Form 8-K
 



UNITED STATES
SECURITIES AND EXCHANGE COMMISSION
WASHINGTON, DC 20549
 
 
FORM 8-K
 
CURRENT REPORT
Pursuant to Section 13 or 15(d) of the
Securities Exchange Act of 1934
 
Date of Report (Date of earliest event reported)
November 18, 2005

 
 
INTERNAP NETWORK SERVICES CORPORATION
(Exact Name of Registrant as Specified in Charter)

 
 
Delaware
 
000-27265
 
91-2145721
(State or Other Jurisdiction
of Incorporation)
 
(Commission
File Number)
 
(IRS Employer
Identification No.)

 
 
 
250 Williams Street, Atlanta, Georgia
 
30303
(Address of Principal Executive Offices)
 
(Zip Code)


Registrant's telephone number, including area code:
(404) 302-9700

 
 
Not Applicable
(Former Name or Former Address, if Changed Since Last Report)

 
Check the appropriate box below if the Form 8-K filing is intended to simultaneously satisfy the filing obligation of the registrant under any of the following provisions (see General Instruction A.2. below):
 
¨
Written communications pursuant to Rule 425 under the Securities Act (17 CFR 230.425)
 
¨
Soliciting material pursuant to Rule 14a-12 under the Exchange Act (17 CFR 240.14a-12)
 
¨
Pre-commencement communications pursuant to Rule 14d-2(b) under the Exchange Act (17 CFR 240.14d-2(b))
 
¨
Pre-commencement communications pursuant to Rule 13e-4(c) under the Exchange Act (17 CFR 240.13e-4(c))
 

 


Item 1.01        Entry into a Material Definitive Agreement
 
On November 18, 2005, the Board of Directors of Internap Network Services Corporation (“Internap” or “Company”) approved an increase of the annual base salary of James P. DeBlasio from $320,000 to $350,000 in connection with Mr. DeBlasio’s appointment as President and Chief Executive Officer of the Company. This salary may be changed at any time at the discretion of the Board of Directors.

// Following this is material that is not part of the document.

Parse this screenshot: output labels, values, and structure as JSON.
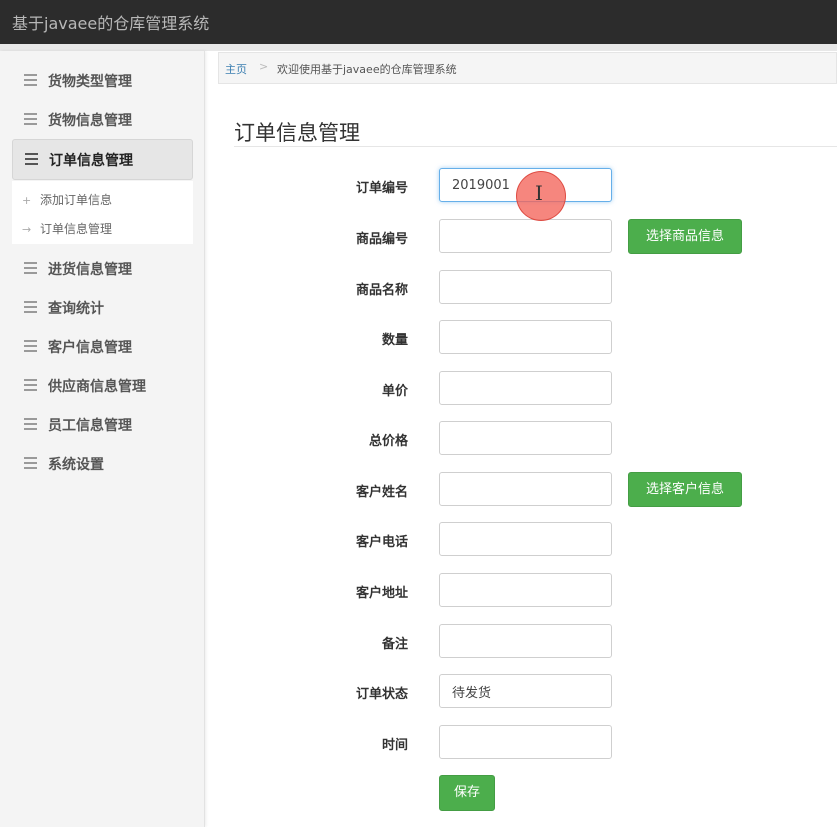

Item 5.02        DEPARTURE OF DIRECTORS OR PRINCIPAL OFFICERS; ELECTION OF DIRECTORS; APPOINTMENT OF PRINCIPAL OFFICERS.

(b) On November 18, 2005, Greg Peters resigned as Chief Executive Officer and as a director of Internap, effective as of that date. The terms and conditions of his departure have not yet been finalized.
 
(c) On November 18, 2005, the Board of Directors of Internap appointed James P. DeBlasio, 50, as President and Chief Executive Officer of Internap. Mr. DeBlasio has served as President and Chief Operating Officer since September 30, 2005 and as a director of Internap since July 2003. He also previously served as Chairman of the Audit Committee and member of the Nominations and Governance Committee of Internap's Board of Directors, until he resigned from these committee appointments as of September 30, 2005. Prior to his employment at Internap, Mr. DeBlasio served as Financial Vice President of the wireline and wireless product portfolio of Lucent Technologies, a network communications equipment provider. Prior to that, from 2002 to 2003, he was Financial Vice President for Lucent's Mobility Solutions Group. He served as Financial Vice President--Corporate Planning and Analysis for Lucent from 2001 to 2002, as Chief Financial Officer of Lucent's Optical Networking Group from 2000 to 2001 and as Financial Vice President and Chief Financial Officer of Lucent's Wireless Networks Group from 1997 to 2000.

The terms of the Employment Agreement between Internap and Mr. DeBlasio have previously been reported on a Current Report on Form 8-K, filed on October 6, 2005, and are qualified in their entirety by the terms of the Employment Agreement, which was filed as Exhibit 10.1 to the Current Report on Form 8-K, filed on October 6, 2005, and incorporated herein by reference, as modified by the base salary increase described in Item 1.01 above.

Internap issued a related press release on November 21, 2005 announcing the departure of Mr. Peters and the appointment of Mr. DeBlasio as President and Chief Executive Officer. The full text of the press release is attached as Exhibit 99.1 to this report and is hereby incorporated by reference herein.
 
Item 9.01        Financial Statements and Exhibits
 
(c)
Exhibits
 
 
99.1
Press release dated November 21, 2005 of the Company.
   






SIGNATURES
 
Pursuant to the requirements of the Securities Exchange Act of 1934, the registrant has duly caused this report to be signed on its behalf by the undersigned hereunto duly authorized.
 
 
 
INTERNAP NETWORK SERVICES CORPORATION
(Registrant)
 
By:         /s/ David Buckel                                        
Name: David Buckel
Title: Vice President and Chief Financial Officer

 

Date: November 22, 2005
 

 
 
 


Exhibit Index

99.1
Press release dated November 21, 2005 of the Company.